Microsoft has launched a set of new deepfake detection tools to help combat deepfakes, which could be used ahead of important events like the upcoming US election. Previously deepfakes have spread a huge amount of fake information on the internet which affects voters opinions and their decisions.
So how does it work? Their first tool called “Video Authenticator” as the ability to analyse an image or video clip to determine whether it has been edited using Artificial Intelligence (AI). The tool will then provide a confidence score indicating the chance that the media has been manipulated. With videos, the tool shows the same confidence score but in real-time on each frame as the video plays. Microsoft claims that the tool “works by detecting the blending boundary of the deepfake and subtle fading or greyscale elements that might not be detectable by the human eye”.

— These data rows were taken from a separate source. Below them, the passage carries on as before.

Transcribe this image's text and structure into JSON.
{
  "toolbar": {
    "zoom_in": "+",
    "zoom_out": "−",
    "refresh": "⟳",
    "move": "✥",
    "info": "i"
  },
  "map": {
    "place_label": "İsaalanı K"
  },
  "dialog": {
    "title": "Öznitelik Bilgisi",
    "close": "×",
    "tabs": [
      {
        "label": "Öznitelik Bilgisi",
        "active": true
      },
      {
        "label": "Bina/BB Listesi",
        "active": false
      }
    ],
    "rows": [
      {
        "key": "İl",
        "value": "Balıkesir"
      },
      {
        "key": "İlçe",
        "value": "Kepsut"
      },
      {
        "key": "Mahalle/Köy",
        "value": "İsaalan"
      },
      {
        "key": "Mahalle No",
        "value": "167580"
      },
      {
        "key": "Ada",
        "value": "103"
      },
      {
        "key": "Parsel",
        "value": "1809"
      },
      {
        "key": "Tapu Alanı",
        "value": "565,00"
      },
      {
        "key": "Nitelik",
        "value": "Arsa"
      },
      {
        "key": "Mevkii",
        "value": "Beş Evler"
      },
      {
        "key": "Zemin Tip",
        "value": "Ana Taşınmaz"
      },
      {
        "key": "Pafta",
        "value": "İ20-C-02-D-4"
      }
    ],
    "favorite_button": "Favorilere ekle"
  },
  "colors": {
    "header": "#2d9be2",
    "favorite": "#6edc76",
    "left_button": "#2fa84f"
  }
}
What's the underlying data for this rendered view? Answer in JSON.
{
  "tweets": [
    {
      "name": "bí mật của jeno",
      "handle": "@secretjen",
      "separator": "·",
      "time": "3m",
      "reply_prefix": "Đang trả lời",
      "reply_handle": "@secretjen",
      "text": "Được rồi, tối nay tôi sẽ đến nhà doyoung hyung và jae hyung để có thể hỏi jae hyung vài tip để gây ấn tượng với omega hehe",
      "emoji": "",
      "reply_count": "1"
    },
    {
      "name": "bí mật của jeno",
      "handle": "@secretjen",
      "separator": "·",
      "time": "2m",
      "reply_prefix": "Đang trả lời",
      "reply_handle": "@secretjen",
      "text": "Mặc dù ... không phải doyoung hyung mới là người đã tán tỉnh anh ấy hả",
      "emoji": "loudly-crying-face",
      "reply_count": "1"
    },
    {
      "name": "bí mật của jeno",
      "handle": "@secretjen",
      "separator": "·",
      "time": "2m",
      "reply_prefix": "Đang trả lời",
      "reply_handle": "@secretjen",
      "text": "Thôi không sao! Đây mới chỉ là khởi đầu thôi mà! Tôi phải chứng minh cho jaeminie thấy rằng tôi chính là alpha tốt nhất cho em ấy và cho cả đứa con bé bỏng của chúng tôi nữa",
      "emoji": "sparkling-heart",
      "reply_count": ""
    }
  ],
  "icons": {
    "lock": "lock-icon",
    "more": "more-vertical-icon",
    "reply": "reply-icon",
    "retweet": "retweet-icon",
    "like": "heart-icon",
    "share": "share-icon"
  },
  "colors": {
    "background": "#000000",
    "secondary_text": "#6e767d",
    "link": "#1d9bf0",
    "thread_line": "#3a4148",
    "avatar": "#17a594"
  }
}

Deepfakes refer to photos, videos or audio files that are manipulated or used in a fraudulent way to show someone doing or saying something that they actually never did or said. With AI, it has become relatively easy to manipulate faces based on previous media to create realistic new false images and videos. These deepfakes are then used to spread misinformation on social media to affect user actions.
This new deepfake combatting technology was originally developed by Microsoft Research in coordination with Microsoft’s Responsible AI team and the Microsoft AI, Ethics and Effects in Engineering and Research (AETHER) Committee, which is an advisory board at Microsoft that helps to ensure that new technology is developed and released in a responsible manner.
Microsoft has released a second tool that can both detect manipulated content and reassure people that the media they are viewing is in fact real. It allows video creators to certify that their content is authentic. This second technology has two components, the first built into Microsoft Azure which allows content creators to add certificates and digital hashes to their content. Those authentication methods then “live with the content as metadata wherever it travels online”, according to Microsoft
The second component is a reader that checks the certificates and matches the hashes, letting people know with a high degree of accuracy that the content is authentic and that it hasn’t been changed, as well as providing details about who produced it. Viewers can access this feature through a browser extension or other methods.
This technology has been built by Microsoft Research and Microsoft Azure in partnership with the Defending Democracy Program. It will power an initiative recently announced by the BBC called Project Origin who will help test the authenticity of the technology and assist it’s drive to be a mainstream standard anti-deepfake tool that can be adopted across the board.
According to Tom Burt, Corporate Vice President of Customer Security & Trust and Eric Horvitz, Chief Scientific Officer, these new tools will be initially available to organisations involved in the democratic process, including news and media outlets as well as political campaigns.